I remember feeling calmed by doing the laundry once upon a time. The crisp scent of freshly dried towels. The neat piles of white undershirts I produced, every sock finding its mate. The laundry was a place I could impose order, a task I could complete from beginning to end. Now it stresses me out because my involvement proves so fickle, disjointed, inadequate. Where I once triumphed now I falter. How the mighty have fallen.
Our last tiff happened before the Superbowl. We were having guests over for the event, and the floor of the laundry room had disappeared beneath piles of dirty clothes. When my husband and I discussed cleaning up before our little party I got bristly. I think I said: “You don’t TOUCH the laundry today. I will do it all.” In that testy moment, he might as well have remarked that my tummy used to be flat before the baby, which would have been tantamount to stepping on a landmine. Holding dynamite.
Of course the individual (now 6 years old) responsible for the marsupial pouch beneath my ribcage inevitably required my attention and energy in copious amounts that day. My caustic pledge to assume all responsibility for the laundry, beginning to end, fell by the wayside as I ran after my son. My dereliction of duty didn’t even register with me till the Superbowl party was over, and I realized that the wash taking over the first floor of our house had miraculously disappeared before our guests arrived. Later I discovered that my husband hadn’t merely hidden the dirty laundry away, but had actually washed several loads in the hours preceding the party and stored them upstairs. Three baskets of clean clothes that I should have generated awaited my mom’s next visit as if he had conjured them out of thin air.
As I stared at Exhibit A, B and C, feeling the sting of self-reproach, another, more surprising realization hit me. My husband had completely ignored me. Disregarded my shrill words as if they’d been shrieked by a toddler vowing to do the year’s taxes. Quietly, he had carried a burden for me that he knew I could not carry. Without complaint, or even acknowledgment of what he was doing as I dealt with a child whose needs can so often prove overwhelming.
In short, my husband had extended grace to me, covered for me, when he could have used the situation to score a winning point.
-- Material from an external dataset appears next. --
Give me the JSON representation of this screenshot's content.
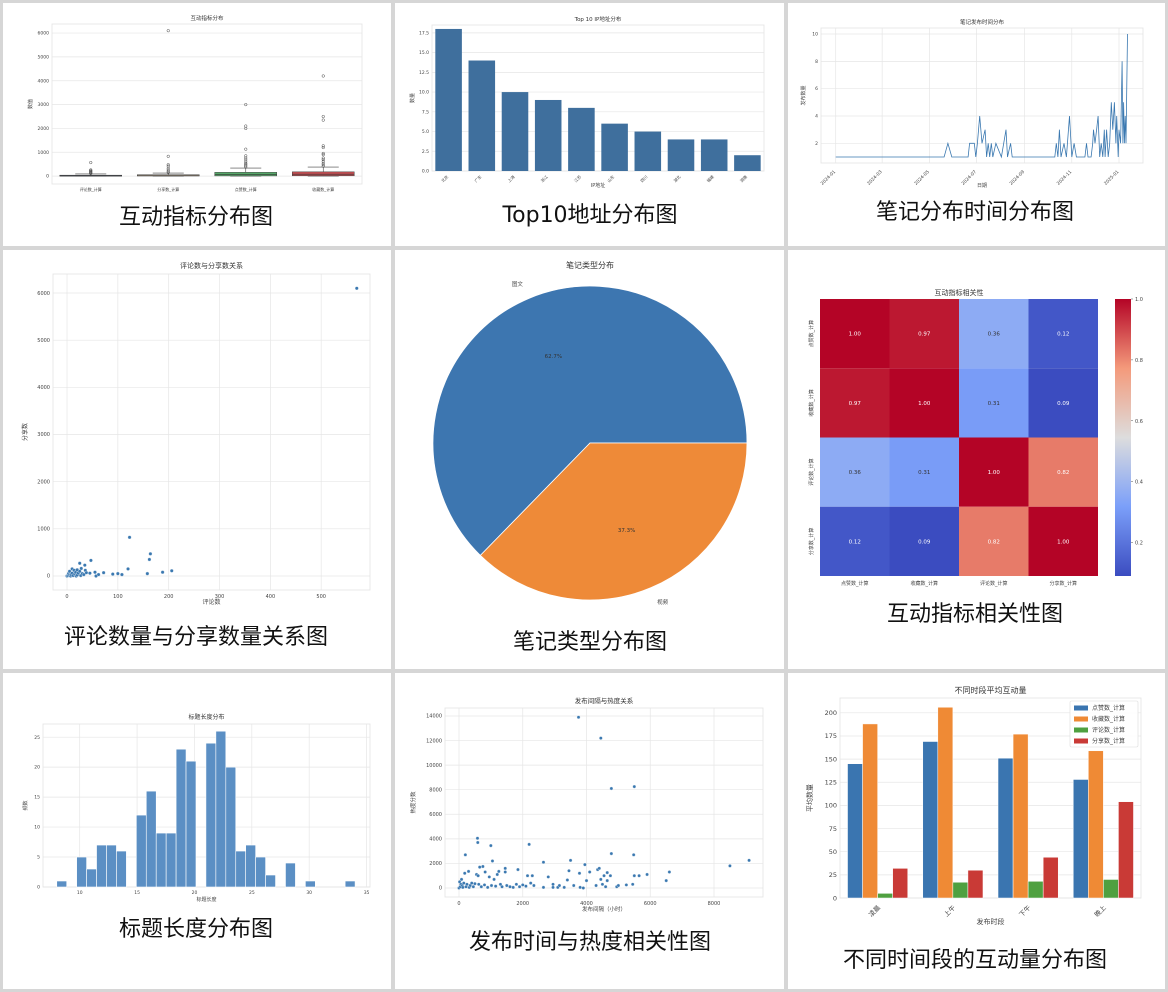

Put me in my place as someone who couldn’t cover the tab she’d run up at the bar.
It made me wonder whether we are recipients of a divine form of grace that comes in similar packaging. How often in the course of a day God provides what we need without making a big deal about it. How many times He scoops a second helping onto our plates while we are busy banging our fist on the table, claiming we can feed ourselves, thank you very much.
Ordinarily I do not like the idea of being ignored. Least of all by those whose good opinion of me matters the most. But today I am giving thanks for the ones who love me enough to disregard my words and actions when that’s what needs to happen. Not only for things to run smoothly, but for me to comprehend, in my dark and defensive heart, how deep grace runs. How I will never exhaust its bounty, despite how poorly I may perceive its presence or merit its blessings in my life.
To my husband: thanks, honey, for ignoring me when my attitude got ugly and stupid. I can’t promise it’ll be the last time, much as I’d like to. But know that I’ll never look at a load of laundry in quite the same way again. Those endless baskets of wash will speak of abundant love and commitment.